What’s worse is being 260 pounds basically took any chance I had of passing my Air Force PT test down to zero. I was about to rack up my fourth failure in two years – a kiss of death for my 17 year career in the Air National Guard. The real tragedy would not have been giving up a commission that I had gone way out of my comfort zone to earn. No, it would have been tragic because I would lose my very affordable medical benefits – benefits that allow me to affordably care for my type 1 diabetic son.

It would have been tragic, but then, a solution presented itself. A Facebook friend from a Rush fan page who posts about being some sort of “health coach” posted a an old picture in his Army greens wearing Captain’s bars on his shoulders. He had been a fat captain like me. I reached out to ask about his photo, hoping he would talk to me again about the program he was peddling. Of course, he did!

In five months, I have, quickly but gently, lost 70 pounds. At month 3, I took my PT test, and scored a 94 – an excellent! The only excellent I have ever gotten on my PT test.

My military career is safe for now, but I am scared. I look freaking awesome, but I am scared. I can fit clothes I’ve not been able to fit for 15 years, but I am scared.
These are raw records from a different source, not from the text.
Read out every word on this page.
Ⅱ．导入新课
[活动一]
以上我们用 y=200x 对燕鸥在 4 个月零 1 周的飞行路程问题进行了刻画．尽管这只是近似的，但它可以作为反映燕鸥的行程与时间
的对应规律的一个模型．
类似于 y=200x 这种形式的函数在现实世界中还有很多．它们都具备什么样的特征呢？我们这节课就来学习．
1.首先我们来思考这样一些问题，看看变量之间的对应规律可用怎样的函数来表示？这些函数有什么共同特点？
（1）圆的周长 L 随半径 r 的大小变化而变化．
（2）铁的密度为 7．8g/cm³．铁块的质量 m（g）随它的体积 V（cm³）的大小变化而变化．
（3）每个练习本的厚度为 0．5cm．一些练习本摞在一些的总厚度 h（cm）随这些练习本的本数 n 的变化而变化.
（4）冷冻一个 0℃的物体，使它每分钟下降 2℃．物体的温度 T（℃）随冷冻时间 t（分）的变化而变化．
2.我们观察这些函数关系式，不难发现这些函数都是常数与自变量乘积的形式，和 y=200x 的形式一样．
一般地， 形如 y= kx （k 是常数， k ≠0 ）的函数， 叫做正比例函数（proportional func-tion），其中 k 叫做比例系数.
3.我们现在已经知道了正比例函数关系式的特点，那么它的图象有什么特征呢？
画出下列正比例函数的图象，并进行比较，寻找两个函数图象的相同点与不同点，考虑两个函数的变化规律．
While on this program, I learned what healthy eating looks like. The weight loss portion of the program uses some nutritionally very well-balanced pre-packaged foods to make it easy. The next step is a transition back to eating more regular food, then maintenance. The maintenance is what scares me.

My coach suggests that becoming a coach on the program helps people maintain their new healthy lifestyle by forcing to lead by example. I’m sure it works. I tried it briefly, but it’s not for me. I don’t have the time to be effective at it, and some of the cheerleader/salesman tactics don’t align with my values. I’ll have to find accountability elsewhere.

I don’t want to ever gain that weight back. I want to get even healthier. I must! I must never return to eating like I did before. I must eat real, natural foods by default. I must not ever, ever, ever, ever even take one bite of candy. That would be like a recovering heroin addict shooting up just once for old time’s sake.

One side-effect of my health journey is that some of the strategies they taught on the program have allowed me to be more effective at another journey I have embarked on – minimalism. The more I learn about minimalism, the more I am finding out that healthy eating and movement align perfectly with the message of simple living.

I know how to do this. I’m doing it now. Can I keep doing it? God, I hope so, because the alternative scares the shit out of me.